PD09: If every pleasure were condensed and were present at the same time and in the whole of one's nature or its primary parts, then the pleasures would never differ from one another.
Pleasure can be examined in terms of intensity, location and duration. If you really look at your present experience at any time, you may find that you're happy even though you just stubbed your toe. Or that your toe feels intense pain, but your belly is pleasantly full. As to mental pleasures of the bittersweet variety, I think of them as comparable to multitasking. Current neuroscience (to my understanding) has found that multitasking is in actuality just rapid task switching. In the same way, I would posit that bittersweet is actually bitterthensweetthenbitterthensweetetcetc. The pleasant memory prompts the pain of loss, which might then be replaced by a pleasant memory and so on. Or a pleasant memory may prompt the pain of loss, and the pain of loss lingers. Or vice versa.
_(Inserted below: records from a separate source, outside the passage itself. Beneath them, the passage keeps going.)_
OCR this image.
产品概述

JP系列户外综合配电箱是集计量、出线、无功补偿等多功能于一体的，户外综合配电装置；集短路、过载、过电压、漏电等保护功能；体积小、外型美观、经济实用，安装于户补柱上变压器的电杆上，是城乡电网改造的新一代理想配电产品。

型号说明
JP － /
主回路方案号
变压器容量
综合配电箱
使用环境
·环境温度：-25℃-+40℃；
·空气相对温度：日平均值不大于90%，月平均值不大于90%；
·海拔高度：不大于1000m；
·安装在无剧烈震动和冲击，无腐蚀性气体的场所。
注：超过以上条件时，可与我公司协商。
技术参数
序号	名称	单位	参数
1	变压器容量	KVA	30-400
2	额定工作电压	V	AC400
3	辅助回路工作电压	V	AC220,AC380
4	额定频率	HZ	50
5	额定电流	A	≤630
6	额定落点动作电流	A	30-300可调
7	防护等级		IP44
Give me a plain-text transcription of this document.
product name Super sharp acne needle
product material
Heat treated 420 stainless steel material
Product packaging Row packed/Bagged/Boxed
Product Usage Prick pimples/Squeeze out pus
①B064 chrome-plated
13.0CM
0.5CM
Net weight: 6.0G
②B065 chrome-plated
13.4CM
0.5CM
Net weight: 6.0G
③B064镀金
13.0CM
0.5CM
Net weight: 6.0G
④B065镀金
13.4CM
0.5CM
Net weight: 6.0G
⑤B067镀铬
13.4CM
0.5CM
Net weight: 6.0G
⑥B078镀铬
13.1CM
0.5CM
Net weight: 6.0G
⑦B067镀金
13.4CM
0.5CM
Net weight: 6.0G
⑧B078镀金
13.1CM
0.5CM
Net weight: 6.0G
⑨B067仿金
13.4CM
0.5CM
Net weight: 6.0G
An experiment that I occasionally do is when I feel like I'm in a neutral state, I try to really examine how I'm feeling. I always find that I'm experiencing pleasure and/or pain: it's just that the intensity may be very low, or a pleasure somewhere is offsetting a pain elsewhere. We are constantly experiencing pleasure/pain, both as a complete organism and in our various parts. Some of these concepts need to be felt as well as reasoned out, which is part of the point of the Epicurean canonic.